Myth, ‘a composite of the legendary, religious, political, even economic concepts a society shares’ according to Diane Quantic, began to define the Great Plains before Europeans had much extended their domain, roamed over, surveyed and settled the interior of North America (1995, p. xvii). Myth brought with it an alien, disconnected language that had little to do with the reality of the grasslands but that greatly motivated possession of this vast region. Complicating the first European contact with the grasslands, in Robert Thacker’s assessment, was the ‘singularity’ of this biome: ‘no Old World topography equals the prairie’s stark expanses … . To Europeans glimpsing it for the first time’, he concludes, ‘the prairie was the most unfamiliar of landscapes’ (1989, p. 6). How to articulate the prairie experience confounded these early European explorers. Until visitors and settlers gained deeper experience and memory of the Plains, they had an insufficient vocabulary, an undeveloped grammar of landscape. Indeed, the reshaping of the Great Plains’ interior to suit European style farming and habitation so altered the original biome that settlers and their descendants bypassed landscape lessons that might have served them better long term. They never really had an embedded, home grown vocabulary to guide their settlement of the great North American Interior, nor did they honour the stores of knowledge from Indigenous Nations. Through a number of generations, Plains’ writers have learned to bend their ears to the grasslands’ voice, to translate its peculiar vernacular into legible text and to acknowledge their limitations as latecomers to the landscape.

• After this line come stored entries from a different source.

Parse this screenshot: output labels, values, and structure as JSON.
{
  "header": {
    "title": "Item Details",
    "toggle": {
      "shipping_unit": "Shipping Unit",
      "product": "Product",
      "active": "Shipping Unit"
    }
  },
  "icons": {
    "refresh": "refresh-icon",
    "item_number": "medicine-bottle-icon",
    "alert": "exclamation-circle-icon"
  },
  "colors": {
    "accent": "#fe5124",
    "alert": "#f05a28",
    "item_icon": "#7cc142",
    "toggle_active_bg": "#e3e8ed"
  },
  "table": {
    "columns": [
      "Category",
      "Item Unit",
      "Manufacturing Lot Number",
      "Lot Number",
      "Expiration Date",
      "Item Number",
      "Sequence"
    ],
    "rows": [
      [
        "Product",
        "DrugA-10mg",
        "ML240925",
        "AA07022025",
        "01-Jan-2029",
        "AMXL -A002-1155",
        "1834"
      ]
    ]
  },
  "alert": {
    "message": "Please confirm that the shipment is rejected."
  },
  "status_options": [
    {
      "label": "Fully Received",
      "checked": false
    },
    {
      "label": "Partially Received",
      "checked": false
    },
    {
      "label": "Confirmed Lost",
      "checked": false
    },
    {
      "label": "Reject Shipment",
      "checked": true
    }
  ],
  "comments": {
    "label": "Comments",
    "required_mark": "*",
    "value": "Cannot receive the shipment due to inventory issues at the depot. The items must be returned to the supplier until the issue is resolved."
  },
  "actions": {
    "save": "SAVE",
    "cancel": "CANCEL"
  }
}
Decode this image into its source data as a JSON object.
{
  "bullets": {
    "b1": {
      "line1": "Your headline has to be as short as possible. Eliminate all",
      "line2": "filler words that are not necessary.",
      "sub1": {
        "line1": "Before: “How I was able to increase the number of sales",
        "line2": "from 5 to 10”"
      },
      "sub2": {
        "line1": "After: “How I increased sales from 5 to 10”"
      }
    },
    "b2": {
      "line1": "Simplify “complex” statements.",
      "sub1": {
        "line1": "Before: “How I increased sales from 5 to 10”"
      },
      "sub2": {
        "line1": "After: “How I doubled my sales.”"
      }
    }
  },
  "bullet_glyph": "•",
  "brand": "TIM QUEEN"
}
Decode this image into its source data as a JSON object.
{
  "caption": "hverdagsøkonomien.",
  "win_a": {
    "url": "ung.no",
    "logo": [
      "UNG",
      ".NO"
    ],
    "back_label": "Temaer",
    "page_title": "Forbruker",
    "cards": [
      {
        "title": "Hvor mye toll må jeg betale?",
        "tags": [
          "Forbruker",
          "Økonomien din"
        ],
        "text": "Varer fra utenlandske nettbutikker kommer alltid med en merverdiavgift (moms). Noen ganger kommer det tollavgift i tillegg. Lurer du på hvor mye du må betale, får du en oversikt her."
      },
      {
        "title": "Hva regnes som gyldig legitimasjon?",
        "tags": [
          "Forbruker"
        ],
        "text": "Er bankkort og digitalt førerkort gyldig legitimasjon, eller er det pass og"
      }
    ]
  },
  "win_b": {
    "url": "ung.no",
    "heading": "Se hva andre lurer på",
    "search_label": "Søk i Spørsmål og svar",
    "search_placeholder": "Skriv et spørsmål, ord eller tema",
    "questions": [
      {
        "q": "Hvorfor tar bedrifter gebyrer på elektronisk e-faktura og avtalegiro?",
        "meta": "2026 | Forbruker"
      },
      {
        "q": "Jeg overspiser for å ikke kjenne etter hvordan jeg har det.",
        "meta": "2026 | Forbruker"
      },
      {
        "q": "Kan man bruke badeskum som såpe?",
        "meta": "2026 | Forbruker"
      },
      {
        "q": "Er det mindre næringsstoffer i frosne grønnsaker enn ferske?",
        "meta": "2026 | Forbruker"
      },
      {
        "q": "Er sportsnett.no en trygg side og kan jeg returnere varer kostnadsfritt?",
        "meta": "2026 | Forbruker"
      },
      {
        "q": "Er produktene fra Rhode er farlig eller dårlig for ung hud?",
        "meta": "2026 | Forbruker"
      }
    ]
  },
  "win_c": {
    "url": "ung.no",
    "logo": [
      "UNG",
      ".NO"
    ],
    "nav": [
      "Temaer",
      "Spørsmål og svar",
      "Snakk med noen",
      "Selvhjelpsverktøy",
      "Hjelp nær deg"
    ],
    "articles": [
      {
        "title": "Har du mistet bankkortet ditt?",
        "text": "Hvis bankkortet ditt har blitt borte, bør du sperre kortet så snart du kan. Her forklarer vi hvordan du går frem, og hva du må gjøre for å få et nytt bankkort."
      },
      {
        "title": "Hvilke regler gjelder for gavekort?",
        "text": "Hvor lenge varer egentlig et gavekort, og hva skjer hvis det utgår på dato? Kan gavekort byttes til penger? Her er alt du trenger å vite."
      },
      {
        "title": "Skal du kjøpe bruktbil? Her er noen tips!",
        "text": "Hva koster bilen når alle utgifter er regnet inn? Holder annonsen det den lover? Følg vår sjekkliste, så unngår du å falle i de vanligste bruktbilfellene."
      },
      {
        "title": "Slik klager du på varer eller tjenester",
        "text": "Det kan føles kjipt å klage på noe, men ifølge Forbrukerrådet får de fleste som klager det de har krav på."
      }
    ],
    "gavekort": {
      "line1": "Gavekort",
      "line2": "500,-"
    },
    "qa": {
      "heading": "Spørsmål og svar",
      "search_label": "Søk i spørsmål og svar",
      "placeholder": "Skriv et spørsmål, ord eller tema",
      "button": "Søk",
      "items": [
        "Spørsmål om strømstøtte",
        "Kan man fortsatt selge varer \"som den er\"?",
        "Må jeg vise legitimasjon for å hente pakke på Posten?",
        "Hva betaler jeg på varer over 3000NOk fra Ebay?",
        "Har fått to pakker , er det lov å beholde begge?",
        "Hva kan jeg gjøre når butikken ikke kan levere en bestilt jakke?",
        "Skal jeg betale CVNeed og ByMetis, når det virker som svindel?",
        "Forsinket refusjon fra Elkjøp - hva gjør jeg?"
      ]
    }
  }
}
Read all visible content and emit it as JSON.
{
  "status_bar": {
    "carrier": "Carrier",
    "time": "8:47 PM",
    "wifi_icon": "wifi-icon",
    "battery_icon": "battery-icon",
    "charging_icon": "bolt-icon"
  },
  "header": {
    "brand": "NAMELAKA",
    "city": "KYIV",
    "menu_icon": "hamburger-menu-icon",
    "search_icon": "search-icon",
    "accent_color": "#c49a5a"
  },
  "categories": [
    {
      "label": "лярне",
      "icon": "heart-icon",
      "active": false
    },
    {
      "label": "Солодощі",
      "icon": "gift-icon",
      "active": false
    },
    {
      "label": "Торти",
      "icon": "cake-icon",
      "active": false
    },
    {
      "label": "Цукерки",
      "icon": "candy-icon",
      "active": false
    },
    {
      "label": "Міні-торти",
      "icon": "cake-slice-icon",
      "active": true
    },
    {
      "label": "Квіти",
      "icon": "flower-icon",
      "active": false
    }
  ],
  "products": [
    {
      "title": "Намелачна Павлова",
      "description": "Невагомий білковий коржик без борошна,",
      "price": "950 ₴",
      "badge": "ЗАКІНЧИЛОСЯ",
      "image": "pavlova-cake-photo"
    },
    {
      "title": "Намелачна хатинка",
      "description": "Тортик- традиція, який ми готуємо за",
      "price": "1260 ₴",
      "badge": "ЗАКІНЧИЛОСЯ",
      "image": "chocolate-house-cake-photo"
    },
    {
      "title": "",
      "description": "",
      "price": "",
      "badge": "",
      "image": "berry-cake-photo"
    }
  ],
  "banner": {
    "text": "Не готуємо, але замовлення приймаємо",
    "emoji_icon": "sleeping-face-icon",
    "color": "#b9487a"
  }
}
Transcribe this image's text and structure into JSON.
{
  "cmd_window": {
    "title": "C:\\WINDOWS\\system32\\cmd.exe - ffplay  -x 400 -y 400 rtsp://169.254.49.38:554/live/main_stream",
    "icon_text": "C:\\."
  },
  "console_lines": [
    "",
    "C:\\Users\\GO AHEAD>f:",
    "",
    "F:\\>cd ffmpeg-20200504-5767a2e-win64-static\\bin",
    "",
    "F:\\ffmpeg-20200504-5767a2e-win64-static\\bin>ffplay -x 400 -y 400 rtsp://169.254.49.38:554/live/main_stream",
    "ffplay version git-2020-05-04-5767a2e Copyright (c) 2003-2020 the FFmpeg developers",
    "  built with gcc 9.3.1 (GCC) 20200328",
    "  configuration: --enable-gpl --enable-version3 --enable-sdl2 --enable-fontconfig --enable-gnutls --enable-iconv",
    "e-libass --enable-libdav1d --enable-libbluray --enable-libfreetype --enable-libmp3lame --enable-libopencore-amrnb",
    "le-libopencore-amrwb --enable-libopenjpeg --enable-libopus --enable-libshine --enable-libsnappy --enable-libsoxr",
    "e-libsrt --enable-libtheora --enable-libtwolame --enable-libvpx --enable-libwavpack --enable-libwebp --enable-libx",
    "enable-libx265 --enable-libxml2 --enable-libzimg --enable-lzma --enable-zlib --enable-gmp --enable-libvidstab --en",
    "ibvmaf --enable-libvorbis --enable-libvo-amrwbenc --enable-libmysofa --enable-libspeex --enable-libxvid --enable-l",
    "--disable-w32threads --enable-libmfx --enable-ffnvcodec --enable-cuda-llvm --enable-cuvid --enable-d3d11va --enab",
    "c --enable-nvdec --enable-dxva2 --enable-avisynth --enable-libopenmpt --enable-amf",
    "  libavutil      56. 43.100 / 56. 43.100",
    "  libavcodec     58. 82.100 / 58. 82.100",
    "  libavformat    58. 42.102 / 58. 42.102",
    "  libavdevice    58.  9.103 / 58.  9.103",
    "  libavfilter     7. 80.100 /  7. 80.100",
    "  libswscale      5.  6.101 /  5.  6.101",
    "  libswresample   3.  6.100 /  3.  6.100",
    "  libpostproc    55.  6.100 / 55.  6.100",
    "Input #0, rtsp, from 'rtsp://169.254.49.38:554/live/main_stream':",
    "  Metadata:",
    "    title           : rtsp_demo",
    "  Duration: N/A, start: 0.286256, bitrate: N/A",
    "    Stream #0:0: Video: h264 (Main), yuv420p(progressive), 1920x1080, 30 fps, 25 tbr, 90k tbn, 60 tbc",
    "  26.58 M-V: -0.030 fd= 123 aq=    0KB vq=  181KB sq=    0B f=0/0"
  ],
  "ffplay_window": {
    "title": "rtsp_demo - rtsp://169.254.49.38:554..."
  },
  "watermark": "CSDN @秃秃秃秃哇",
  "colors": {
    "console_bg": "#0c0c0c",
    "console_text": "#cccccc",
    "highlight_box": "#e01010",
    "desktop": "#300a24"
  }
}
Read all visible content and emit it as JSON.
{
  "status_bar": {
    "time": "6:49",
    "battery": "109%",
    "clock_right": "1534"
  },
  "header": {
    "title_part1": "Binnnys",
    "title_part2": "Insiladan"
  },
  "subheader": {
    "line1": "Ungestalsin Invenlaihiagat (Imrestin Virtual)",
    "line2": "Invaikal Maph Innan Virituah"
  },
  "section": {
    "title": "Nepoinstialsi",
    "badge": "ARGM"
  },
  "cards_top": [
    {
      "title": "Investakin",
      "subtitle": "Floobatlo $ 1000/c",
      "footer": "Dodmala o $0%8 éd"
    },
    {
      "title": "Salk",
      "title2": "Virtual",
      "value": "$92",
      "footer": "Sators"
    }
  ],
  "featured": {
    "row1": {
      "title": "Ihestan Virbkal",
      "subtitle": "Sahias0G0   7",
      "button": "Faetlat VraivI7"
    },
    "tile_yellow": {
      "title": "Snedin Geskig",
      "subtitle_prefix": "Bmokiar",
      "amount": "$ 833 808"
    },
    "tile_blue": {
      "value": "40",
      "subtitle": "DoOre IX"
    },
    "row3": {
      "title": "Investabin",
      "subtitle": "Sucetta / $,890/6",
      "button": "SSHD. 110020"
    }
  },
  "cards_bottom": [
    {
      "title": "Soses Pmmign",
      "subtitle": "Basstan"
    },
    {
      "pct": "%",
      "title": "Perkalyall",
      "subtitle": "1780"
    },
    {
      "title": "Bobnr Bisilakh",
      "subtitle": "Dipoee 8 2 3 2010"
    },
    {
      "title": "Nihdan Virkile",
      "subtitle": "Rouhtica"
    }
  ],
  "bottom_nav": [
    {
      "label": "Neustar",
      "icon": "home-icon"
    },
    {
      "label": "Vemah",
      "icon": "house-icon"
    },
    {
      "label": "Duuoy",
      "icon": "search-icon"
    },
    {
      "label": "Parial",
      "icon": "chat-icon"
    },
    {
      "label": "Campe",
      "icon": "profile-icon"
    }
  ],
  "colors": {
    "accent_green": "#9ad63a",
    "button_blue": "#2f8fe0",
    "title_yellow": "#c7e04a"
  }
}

Diane Quantic’s insight into Plains’ fiction – ‘language of a prairie or Plains novel springs from the memory of the region, not from imitation or convention’ – can be extended to other forms of writing and defines the best of these writers (Quantic, 1995, p. 169). Experience, immersion and an open responsiveness to the grasslands’ idiolect have furthered the development of Plains’ speaking. In Robert Thacker’s view, ‘[this] process of imaginative adaptation to the prairie is ongoing, probably

never ending; it can be seen wherever one looks in prairie writing’ (Thacker, 1989, p. 224). At the same time, the sheer enormity of radical change of the biome has hindered development of Plains’ vernacular. The aftermath of colonization, the dismissal of Native communities’ deeper history on the continent, exacerbates this spatial illiteracy.